Once again, Kronos Foods provides a helpful example. With many grocery stores looking to expand their perimeter departments and create differentiating “groceraunts,” Kronos spotted an opportunity for its heat-and-serve gyros products. This unique, restaurant-quality product is safe, easy to prepare, and satisfies consumer demand for ethnic cuisine, fresh foods and convenience. In fact, the success of the product has helped Kronos gain permanent placement and expanded distribution of the product, as well as sell additional products through the growing grocery channel.
Morris sums it up this way: “Those in the best position have multiple ways to win, providing a range of supplies along with food items, or serving multiple end markets.”

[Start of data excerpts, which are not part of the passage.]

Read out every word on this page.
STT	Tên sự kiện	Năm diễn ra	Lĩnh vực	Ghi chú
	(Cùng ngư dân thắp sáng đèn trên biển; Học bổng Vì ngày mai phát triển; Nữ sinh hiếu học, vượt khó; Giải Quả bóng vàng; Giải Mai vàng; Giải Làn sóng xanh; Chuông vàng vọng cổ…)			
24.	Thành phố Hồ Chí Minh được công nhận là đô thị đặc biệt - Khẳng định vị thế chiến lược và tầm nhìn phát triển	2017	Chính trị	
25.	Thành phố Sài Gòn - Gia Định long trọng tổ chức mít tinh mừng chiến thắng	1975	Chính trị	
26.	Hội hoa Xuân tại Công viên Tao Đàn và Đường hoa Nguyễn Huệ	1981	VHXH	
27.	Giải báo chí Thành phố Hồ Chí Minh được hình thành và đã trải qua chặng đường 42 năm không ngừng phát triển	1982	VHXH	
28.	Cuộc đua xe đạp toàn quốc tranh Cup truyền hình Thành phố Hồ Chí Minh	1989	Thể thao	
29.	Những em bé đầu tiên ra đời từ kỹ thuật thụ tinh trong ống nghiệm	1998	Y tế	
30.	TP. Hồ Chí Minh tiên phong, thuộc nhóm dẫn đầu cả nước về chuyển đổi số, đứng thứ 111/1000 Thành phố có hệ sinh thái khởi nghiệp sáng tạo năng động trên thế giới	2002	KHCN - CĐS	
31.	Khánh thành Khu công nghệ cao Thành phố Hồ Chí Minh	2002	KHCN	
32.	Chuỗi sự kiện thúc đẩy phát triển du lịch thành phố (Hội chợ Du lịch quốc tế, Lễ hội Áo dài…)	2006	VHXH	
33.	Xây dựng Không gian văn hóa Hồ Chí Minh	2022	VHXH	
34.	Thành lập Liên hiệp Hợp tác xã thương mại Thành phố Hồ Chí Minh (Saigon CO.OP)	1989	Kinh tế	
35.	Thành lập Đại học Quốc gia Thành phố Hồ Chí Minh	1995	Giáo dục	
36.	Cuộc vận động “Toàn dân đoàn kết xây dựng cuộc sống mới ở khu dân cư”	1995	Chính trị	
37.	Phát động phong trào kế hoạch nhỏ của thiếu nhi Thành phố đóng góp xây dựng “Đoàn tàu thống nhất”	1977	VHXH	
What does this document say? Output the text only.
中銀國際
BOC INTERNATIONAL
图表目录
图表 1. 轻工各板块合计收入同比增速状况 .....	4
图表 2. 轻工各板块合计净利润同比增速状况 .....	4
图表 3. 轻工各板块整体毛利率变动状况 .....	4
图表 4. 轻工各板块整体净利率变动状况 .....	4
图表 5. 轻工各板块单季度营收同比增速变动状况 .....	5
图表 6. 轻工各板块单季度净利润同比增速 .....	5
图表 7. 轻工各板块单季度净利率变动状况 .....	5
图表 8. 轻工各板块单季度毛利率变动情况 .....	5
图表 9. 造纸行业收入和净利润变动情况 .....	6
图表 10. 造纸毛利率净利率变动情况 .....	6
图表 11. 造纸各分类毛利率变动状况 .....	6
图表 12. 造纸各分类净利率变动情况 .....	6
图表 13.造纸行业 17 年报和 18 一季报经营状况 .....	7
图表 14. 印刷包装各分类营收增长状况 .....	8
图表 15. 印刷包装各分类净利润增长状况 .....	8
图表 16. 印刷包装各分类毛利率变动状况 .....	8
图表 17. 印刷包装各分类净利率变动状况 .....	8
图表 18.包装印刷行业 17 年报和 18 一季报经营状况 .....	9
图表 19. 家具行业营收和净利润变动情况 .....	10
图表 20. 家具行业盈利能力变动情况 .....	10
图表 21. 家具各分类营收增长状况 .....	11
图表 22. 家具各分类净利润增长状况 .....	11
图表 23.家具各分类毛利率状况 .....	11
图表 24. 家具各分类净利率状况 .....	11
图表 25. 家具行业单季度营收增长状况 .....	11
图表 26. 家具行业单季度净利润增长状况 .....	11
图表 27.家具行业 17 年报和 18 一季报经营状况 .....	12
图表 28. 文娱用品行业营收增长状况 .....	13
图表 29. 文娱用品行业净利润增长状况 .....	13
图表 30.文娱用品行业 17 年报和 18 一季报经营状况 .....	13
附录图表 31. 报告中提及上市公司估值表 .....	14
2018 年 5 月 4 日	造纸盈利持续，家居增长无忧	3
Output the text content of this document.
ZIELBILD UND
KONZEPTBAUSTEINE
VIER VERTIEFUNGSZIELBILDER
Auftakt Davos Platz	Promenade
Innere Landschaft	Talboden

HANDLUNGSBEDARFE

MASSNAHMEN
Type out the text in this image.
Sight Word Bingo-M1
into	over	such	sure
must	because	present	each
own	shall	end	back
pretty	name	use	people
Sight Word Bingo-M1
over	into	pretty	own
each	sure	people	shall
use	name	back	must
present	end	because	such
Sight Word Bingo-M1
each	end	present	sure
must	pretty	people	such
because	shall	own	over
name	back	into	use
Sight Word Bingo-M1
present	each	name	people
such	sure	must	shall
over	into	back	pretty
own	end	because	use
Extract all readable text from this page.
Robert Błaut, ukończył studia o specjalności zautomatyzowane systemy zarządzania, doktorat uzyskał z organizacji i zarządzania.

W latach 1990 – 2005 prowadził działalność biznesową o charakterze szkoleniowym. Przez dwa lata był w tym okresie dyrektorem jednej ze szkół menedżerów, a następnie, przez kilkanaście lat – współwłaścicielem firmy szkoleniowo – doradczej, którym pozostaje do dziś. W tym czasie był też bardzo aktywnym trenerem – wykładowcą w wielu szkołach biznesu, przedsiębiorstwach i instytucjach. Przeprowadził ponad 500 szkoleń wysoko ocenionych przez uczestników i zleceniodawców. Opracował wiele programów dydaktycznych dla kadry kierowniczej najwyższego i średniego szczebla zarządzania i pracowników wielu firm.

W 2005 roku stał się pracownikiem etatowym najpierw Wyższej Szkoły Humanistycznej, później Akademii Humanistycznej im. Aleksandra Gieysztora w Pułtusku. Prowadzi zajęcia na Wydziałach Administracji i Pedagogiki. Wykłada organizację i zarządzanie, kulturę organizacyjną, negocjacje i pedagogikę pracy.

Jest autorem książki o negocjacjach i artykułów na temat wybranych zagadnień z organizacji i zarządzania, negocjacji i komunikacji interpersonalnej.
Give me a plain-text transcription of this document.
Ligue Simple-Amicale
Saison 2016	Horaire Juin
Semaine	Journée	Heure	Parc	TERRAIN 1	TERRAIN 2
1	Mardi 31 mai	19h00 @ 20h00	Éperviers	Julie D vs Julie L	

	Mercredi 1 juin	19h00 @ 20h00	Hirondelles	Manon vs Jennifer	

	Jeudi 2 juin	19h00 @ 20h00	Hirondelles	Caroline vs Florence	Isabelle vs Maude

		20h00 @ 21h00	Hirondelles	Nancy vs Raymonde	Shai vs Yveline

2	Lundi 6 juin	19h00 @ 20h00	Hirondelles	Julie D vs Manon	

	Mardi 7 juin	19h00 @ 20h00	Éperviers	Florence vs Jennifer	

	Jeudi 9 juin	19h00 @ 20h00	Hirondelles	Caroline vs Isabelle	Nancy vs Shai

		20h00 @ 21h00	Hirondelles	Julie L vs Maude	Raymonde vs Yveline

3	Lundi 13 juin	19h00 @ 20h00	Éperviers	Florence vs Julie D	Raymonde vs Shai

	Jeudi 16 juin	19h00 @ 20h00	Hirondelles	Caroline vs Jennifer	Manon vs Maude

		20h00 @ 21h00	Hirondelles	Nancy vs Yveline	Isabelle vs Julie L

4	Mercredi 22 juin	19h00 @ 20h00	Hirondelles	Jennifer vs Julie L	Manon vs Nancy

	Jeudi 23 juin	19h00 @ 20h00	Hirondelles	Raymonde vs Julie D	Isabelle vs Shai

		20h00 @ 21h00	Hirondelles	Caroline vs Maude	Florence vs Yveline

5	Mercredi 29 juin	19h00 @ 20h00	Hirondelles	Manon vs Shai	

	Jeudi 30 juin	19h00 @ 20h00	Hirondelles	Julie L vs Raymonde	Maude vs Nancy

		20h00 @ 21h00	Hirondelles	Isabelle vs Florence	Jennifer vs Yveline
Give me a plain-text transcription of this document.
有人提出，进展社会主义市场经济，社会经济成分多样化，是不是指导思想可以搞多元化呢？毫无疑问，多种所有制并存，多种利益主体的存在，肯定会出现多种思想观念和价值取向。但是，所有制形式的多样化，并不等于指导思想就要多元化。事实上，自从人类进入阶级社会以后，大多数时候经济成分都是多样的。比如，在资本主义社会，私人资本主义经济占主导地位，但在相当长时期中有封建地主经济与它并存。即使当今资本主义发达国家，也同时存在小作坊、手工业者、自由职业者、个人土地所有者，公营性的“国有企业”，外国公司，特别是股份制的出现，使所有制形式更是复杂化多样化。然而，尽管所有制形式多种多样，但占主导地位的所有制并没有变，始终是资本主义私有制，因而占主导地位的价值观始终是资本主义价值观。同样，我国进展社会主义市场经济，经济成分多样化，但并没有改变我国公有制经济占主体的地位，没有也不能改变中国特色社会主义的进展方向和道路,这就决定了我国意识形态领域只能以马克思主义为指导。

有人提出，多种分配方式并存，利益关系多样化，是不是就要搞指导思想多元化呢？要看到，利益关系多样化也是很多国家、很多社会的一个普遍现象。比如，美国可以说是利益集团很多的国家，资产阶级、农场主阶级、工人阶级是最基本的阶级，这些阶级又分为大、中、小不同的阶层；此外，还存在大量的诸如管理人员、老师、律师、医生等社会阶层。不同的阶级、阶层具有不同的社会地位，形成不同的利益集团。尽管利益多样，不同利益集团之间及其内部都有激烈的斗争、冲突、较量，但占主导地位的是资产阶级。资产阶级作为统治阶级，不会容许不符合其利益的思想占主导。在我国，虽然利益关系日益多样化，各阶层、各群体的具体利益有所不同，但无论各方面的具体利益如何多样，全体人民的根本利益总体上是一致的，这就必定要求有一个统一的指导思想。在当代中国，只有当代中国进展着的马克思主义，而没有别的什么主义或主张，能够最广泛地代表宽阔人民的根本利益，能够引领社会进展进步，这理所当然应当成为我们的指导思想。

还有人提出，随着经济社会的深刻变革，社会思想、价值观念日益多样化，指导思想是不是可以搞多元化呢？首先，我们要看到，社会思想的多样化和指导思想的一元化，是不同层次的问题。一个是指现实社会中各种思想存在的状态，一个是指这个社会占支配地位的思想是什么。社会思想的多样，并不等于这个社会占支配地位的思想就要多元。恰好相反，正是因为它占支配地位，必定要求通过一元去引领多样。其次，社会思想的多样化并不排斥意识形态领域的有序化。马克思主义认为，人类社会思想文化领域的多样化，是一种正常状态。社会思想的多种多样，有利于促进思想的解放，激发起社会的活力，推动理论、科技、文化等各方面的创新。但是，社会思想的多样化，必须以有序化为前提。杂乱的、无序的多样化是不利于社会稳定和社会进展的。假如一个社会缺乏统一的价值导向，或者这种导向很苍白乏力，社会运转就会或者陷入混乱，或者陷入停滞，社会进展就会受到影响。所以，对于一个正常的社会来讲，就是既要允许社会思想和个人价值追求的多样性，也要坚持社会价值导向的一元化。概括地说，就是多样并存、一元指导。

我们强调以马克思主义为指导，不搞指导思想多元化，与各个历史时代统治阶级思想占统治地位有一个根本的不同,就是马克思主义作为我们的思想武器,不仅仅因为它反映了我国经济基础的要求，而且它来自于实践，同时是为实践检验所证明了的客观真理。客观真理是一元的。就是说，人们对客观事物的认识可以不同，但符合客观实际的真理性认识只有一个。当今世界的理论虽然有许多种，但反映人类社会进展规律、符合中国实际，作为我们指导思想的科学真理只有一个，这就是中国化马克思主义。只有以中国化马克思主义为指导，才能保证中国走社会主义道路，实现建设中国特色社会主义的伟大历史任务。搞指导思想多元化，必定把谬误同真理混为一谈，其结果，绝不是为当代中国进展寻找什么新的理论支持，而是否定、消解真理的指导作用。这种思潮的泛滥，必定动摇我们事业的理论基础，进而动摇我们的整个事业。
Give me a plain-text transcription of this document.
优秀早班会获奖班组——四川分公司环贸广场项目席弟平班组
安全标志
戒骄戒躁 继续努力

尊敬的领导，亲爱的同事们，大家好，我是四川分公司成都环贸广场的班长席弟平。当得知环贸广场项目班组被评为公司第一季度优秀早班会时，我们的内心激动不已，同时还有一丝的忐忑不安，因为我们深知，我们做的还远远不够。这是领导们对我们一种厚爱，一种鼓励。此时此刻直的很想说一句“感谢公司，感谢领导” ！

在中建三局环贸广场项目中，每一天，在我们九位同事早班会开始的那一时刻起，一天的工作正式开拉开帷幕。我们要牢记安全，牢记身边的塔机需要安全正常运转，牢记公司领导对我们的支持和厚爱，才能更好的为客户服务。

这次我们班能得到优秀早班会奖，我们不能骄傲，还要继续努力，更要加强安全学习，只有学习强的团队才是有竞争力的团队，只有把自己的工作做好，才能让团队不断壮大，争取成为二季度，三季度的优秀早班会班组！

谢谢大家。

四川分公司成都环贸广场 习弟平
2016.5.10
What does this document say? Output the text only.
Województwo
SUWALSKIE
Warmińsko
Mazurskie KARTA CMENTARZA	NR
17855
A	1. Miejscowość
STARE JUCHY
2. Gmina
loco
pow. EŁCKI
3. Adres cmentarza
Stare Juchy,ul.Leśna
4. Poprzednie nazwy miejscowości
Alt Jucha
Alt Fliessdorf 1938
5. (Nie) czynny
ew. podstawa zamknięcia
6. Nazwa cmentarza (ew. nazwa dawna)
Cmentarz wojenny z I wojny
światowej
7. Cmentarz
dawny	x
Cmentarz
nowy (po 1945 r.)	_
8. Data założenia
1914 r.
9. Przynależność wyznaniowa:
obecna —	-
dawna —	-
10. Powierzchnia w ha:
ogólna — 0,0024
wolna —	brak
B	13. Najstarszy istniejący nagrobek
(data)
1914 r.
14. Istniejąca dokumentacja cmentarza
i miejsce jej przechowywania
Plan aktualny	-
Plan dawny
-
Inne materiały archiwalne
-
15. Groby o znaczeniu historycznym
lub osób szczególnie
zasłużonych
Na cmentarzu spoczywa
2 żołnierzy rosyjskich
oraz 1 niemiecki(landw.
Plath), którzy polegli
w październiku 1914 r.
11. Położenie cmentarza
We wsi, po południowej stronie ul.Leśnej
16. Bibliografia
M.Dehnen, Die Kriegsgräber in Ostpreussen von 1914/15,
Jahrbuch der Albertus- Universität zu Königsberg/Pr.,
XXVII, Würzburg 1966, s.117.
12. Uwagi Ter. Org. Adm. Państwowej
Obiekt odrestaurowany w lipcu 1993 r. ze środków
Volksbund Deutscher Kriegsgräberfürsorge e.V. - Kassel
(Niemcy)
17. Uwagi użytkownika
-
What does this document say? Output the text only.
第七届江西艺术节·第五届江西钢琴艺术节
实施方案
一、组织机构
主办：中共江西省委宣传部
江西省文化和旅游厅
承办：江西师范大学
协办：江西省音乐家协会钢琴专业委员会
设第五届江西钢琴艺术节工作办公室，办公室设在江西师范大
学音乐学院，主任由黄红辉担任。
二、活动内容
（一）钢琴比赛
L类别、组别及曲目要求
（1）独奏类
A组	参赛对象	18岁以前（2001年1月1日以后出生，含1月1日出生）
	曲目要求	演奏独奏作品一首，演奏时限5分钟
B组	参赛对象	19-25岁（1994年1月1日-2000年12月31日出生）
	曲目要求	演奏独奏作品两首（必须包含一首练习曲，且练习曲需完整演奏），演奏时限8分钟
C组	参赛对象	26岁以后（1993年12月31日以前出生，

The diverse customer segments served by foodservice suppliers have faced varying degrees of disruption and are in different stages of recovery. Yet long-term industry data suggest that pre-pandemic trends in away-from-home eating will likely resume, and that the long-term prospects in foodservice remain attractive.
Now is an important time for suppliers and service providers to innovate with their customers—whether in the form of new menu items, products, packaging or distribution. It is also an important time for suppliers to balance their portfolios and take advantage of diversification opportunities. Those that are taking these steps and building new products, capabilities and markets are the leaders for investors to watch.